The significant loss of revenue is pressuring airlines that are already looking for alternative sources to fund fleet expansions as their governments face gaping holes in finances hit by the oil slump.
As airlines contend with higher costs from flying longer routes to avoid regional war zones, the additional squeeze on revenue could push them to tap debt markets or seek foreign investment.
Saudi Arabia's state-funded carrier Saudia is in the midst of a renewal and expansion plan to boost its fleet to 200 aircraft from 157 in the next four years. Last week it announced plans for a maiden Islamic bond worth 5 billion riyals ($1.33 billion) to fund expansion.
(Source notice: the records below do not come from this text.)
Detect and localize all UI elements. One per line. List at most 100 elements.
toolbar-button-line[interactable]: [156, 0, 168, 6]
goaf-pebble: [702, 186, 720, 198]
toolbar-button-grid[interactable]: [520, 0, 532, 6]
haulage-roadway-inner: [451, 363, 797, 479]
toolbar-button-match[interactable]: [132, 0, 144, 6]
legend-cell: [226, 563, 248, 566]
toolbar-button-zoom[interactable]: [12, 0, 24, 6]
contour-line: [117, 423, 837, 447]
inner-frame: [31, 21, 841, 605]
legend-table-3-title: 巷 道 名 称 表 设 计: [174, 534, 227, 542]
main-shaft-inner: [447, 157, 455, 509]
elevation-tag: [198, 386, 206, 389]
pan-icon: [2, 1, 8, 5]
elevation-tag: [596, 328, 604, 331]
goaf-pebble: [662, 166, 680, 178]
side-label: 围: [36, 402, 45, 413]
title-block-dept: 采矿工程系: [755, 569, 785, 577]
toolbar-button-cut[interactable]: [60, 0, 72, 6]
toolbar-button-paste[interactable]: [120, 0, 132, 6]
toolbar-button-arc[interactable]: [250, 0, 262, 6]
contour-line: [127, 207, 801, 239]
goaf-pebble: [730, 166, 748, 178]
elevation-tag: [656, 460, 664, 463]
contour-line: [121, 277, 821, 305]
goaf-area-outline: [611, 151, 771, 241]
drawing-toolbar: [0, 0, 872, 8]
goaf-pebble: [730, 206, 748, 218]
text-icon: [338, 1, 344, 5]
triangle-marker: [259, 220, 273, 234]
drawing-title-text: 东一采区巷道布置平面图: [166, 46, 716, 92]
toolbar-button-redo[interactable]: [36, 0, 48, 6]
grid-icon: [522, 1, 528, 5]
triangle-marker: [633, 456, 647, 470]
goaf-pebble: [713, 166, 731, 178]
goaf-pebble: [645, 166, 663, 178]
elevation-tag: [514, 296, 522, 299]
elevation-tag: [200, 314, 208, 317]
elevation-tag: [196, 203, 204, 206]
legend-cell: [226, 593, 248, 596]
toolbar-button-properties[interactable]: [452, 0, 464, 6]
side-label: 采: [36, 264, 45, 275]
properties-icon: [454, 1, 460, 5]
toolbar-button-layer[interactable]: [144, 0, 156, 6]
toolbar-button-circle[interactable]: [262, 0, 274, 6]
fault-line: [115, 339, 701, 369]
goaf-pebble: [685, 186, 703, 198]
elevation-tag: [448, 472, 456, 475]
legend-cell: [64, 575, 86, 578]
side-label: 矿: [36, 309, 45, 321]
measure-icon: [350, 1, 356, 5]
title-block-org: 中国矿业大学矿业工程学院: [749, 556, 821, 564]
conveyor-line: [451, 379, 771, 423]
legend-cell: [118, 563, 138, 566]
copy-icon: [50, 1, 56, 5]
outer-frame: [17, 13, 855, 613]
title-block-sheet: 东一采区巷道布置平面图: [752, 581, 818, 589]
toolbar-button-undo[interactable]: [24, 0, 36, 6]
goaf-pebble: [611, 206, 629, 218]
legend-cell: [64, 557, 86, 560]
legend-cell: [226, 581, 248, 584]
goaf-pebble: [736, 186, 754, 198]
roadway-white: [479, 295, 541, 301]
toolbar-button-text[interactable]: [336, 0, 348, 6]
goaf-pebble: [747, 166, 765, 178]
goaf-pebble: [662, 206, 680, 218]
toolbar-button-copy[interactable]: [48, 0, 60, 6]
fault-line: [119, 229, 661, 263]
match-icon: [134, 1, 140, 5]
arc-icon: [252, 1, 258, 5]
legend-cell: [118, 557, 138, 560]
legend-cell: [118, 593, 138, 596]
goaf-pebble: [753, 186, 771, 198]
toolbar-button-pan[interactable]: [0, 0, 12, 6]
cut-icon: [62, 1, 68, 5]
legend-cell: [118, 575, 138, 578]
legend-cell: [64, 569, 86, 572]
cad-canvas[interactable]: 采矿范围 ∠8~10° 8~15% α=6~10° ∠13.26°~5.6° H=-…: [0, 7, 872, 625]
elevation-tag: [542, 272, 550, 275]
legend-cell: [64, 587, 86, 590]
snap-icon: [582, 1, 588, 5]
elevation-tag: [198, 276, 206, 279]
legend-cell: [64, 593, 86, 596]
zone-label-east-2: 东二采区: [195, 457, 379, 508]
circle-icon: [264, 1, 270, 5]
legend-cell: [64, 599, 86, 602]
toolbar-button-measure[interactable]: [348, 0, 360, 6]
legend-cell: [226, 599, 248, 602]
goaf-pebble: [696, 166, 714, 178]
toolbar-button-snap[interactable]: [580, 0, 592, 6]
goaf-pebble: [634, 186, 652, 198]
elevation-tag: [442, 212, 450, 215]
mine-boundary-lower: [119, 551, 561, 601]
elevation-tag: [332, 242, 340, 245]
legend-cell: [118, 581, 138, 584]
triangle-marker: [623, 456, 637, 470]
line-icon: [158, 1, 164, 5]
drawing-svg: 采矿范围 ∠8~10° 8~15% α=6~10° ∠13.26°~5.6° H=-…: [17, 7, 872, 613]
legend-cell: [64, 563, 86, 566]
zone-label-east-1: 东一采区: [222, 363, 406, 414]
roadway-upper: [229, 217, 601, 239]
Kuwait, meanwhile, could be forced to revive plans for the delayed privatisation of loss-making Kuwait Airways.
The additional pressure on the Gulf carriers' earnings has come after Saudi Arabia cut diplomatic ties with Iran after the kingdom's Jan. 2 execution of a Shi'ite Muslim cleric triggered an attack by Iranian protesters on its Tehran embassy. Bahrain quickly followed suit.
Bahrain's Gulf Air has scrapped 16 flights a week to Iran since then, Chief Executive Maher al-Musallam said at the Bahrain air show last week.
"Iran is an important market for us and I hope that we can compensate from somewhere else," he said.
At the Bahrain show Gulf Air placed an order for 19 new Airbus aircraft and upgraded a 16-plane Boeing order, but the numbers were short of the proposed purchase of 50 aircraft flagged in October.
About 150 direct flights between Iran and Saudi Arabia, carrying thousands of pilgrims, were also halted as diplomatic relations were cut, aviation sources told Reuters.
Official Saudi air traffic figures show that Saudia flew 350,000 Iranian pilgrims in 2015.
Saudia did not reveal revenue from pilgrim flights, which are mostly on chartered aircraft. However, one charter operator said the price of a return ticket on the Tehran to Jeddah route is about $550. At that level 350,000 passengers would generate revenue of $192.5 million.
Budget Saudi operator Flynas had also obtained approval to fly about 100,000 pilgrim passengers from Iran for 2016, but the plans have been scrapped, CEO Paul Byrne told Reuters.
This translates to lost revenue potential of roughly $62 million, based on Byrne's estimate for average fares.
"It's a massive market. Tehran and Mashhad would be lucrative routes," he said.